Objective— To determine the clinical value of a novel osteoarthritis (OA) biomarker in detecting canine cruciate disease.
Study Design— Cross sectional clinical study.
Animals— Dogs (n=22) with cranial cruciate ligament (CCL) rupture and 12 control dogs.
Methods— Concentrations of collagenase-generated cleavage epitope of type II collagen (Col2-3/4Clong mono, or C2C) in serum, urine, and joint fluid were compared between a group of dogs with CCL rupture and a control group. Correlation of C2C concentrations to the clinical stage of stifle OA was also evaluated.
Results— There were no significant differences in C2C concentrations in serum, urine, and joint fluid between groups (P>.05). Subjective scores of lameness, joint effusion, osteophytosis were significantly more severe in the CCL rupture group compared with the control group (P<.05). There was no significant correlation of C2C concentrations with clinical stage of stifle OA (P>.05).

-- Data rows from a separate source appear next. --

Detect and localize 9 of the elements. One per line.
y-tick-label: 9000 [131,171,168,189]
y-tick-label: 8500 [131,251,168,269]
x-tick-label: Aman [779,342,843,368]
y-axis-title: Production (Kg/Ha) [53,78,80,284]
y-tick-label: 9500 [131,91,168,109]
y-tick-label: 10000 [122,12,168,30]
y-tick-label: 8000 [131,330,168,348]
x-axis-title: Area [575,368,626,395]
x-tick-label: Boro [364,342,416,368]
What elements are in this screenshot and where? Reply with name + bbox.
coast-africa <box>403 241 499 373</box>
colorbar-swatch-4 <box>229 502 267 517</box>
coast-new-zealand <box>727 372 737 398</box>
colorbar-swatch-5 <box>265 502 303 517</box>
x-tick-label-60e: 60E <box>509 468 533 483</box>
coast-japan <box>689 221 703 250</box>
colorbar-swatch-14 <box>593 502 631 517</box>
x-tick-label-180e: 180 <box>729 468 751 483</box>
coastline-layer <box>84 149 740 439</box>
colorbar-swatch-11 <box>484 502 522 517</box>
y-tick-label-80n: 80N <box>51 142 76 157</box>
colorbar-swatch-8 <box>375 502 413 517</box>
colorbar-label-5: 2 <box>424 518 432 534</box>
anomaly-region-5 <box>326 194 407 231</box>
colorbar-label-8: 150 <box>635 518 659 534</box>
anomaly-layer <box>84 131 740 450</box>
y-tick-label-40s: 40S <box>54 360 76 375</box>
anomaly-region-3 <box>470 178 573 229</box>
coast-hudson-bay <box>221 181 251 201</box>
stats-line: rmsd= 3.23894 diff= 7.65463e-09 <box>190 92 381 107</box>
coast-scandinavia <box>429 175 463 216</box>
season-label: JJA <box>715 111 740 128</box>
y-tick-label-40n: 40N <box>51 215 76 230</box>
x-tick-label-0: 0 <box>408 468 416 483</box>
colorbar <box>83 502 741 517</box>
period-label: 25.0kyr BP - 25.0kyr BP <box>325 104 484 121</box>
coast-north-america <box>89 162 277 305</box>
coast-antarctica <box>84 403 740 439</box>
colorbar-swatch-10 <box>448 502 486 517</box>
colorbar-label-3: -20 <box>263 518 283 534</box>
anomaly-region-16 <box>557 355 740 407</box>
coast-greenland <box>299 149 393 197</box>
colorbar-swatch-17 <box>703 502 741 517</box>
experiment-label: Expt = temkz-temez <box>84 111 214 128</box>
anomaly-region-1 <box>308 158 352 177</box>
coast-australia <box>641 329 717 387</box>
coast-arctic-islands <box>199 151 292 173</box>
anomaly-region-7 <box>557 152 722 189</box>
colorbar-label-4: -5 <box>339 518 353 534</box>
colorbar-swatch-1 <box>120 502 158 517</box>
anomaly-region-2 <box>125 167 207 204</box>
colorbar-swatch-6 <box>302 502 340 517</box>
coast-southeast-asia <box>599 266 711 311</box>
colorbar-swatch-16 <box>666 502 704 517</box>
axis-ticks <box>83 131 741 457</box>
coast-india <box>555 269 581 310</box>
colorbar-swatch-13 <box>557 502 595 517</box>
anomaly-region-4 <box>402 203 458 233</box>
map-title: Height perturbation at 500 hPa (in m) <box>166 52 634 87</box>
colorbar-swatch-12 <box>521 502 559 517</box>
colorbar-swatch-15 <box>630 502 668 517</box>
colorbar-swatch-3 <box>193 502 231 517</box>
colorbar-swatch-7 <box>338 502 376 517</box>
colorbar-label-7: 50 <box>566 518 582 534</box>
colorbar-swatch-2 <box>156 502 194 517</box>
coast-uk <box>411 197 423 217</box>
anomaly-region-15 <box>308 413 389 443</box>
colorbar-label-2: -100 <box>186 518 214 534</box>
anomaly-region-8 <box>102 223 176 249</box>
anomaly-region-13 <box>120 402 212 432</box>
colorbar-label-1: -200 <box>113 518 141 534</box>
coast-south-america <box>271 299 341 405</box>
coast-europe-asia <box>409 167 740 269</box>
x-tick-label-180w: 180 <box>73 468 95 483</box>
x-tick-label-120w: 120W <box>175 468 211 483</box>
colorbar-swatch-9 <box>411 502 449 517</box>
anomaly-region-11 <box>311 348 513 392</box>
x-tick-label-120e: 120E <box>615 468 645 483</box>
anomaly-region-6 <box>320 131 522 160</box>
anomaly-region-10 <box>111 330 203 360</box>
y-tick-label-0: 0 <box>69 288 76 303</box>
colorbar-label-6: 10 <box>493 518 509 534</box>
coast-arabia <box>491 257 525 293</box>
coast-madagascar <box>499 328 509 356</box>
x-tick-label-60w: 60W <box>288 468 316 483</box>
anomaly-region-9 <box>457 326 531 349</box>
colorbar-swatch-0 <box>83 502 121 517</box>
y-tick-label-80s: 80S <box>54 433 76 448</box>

Conclusion— This OA biomarker did not detect pathology associated with CCL rupture. Our results suggest that collagenase-specific degradation of type II collagen in articular cartilage may not be involved in the early stage of naturally occurring canine cruciate disease, and that pathology associated with naturally occurring CCL rupture is different from that of experimental OA model.
Clinical Relevance— C2C is not clinically useful in detecting CCL rupture in dogs.